先日、テレビと新聞だけがメディアだと思っている古い知人が、「トランプはウイルス対策でも暴動鎮圧でも滅茶苦茶だね。あれじゃ勝てないよ。その点、小池百合子は都知事選の真っ最中なのに毎日テレビに出て都民に警告を発しているのがエライ」と得意げに言ったので愕然とした。今どき、ここまでメディアのウソに侵されている人も珍しい。
確かに、昨年BABYMETALが全米横断ツアーを行ったアメリカは、今年、武漢ウイルスで世界一の「感染者」「死者」を出し、反人種差別デモ/暴動が全米に広がり、大変な事態になっている。
だがそれはトランプのせいではない。ぼくは、この二つは連動しており、11月の大統領選に向けて、民主党とメディアが仕掛けたものだと考える。
今日はこれについて書く。興味のない方は例によって飛ばしてください。

アメリカの大統領選挙は、共和党(Republican Party)と民主党(Democratic Party)が争い、州ごとに、人口に応じて数の決まった「選挙人」を総取りし、その合計でどちらかの候補者が選ばれるしくみになっている。
各党のイメージカラーから、共和党が獲得した州をRed State、民主党が獲得した州をBlue Stateという。

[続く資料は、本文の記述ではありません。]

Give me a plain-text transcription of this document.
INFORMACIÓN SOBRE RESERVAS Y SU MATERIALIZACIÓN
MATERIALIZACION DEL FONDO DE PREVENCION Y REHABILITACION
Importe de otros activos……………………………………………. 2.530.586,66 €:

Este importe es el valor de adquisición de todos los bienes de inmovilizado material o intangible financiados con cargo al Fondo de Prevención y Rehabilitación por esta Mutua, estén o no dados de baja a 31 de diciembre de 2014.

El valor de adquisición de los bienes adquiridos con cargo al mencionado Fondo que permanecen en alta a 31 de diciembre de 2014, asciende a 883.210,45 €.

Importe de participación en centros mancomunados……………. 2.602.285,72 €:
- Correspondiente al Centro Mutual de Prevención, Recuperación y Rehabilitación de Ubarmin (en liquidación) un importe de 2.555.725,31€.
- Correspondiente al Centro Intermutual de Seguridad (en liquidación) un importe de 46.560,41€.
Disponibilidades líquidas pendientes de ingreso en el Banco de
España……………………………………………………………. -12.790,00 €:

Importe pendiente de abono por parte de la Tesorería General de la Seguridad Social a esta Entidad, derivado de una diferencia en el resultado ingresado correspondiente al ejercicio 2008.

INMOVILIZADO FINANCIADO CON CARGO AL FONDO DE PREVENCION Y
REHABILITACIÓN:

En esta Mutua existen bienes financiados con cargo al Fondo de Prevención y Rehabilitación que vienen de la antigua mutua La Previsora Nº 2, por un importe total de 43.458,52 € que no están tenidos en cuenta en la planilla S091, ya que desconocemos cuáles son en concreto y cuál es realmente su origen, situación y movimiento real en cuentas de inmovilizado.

また、アメリカは連邦制なので、国全体に適用される法律を決めるのは連邦議会、金融・経済・外交・軍事は大統領=連邦政府が行うが、50州は独自に州法を定めることができ、州兵や州警察による治安維持を含め、内政は州単位で行われるので、州知事の権限が大きい。州知事選挙も共和党と民主党の2大政党が競い合うことになる。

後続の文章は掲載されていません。